The film basically starts off with a series of Phil Hartman dick jokes, and moves forward with crazy post office employee jokes (that was a thing in the 90s, remember?), Unabomber and mailbomb jokes, Rodney King jokes, a drunken reindeer, more midget jokes than an 80s WWF fight card, drinking away the pain of a life ruined by bad fathers, an entire chase scene that ends in a pedophile gag setpiece in a ball pit, as well as Young Anakin Skywalker hitting the sauce (he must have seen into his own yippie-destroyed future).

While the film ends in a typical flurry of Hollywood family fluff (aside from Phil Hartman trying to force himself on Rita Wilson and getting El Kabonged with a mug of Egg Nog), those are all jokes at a subterranean Christmas spirit level that I can get firmly behind.

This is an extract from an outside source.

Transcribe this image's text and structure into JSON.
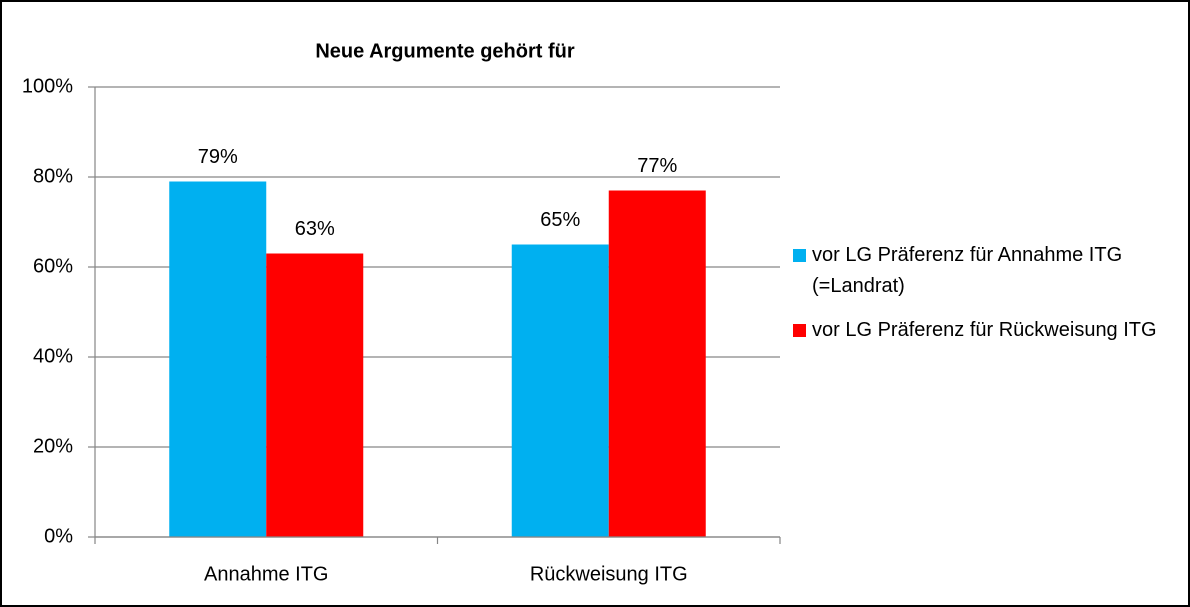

Throw in a seriously impressive set of cameos from Martin Mull, Richard Moll (Bull from Night Court), Yeardley Smith (Lisa Simpson), Laraine Newman, Harvey Korman, Chris Parnell, Danny Woodburn (Mickey from Seinfeld), Paul Wight (aka The Big Show) and Curtis Armstrong (Booger from Revenge of the Nerds), and I found that, yeah, I can actually enjoy this movie. Not wholeheartedly, fully accepting of the WAH-WAAH-WAAAH jokes like I can with The Santa Clause, but it’s enough to work on some level. Enough to make me a Christmastime poseur anyway.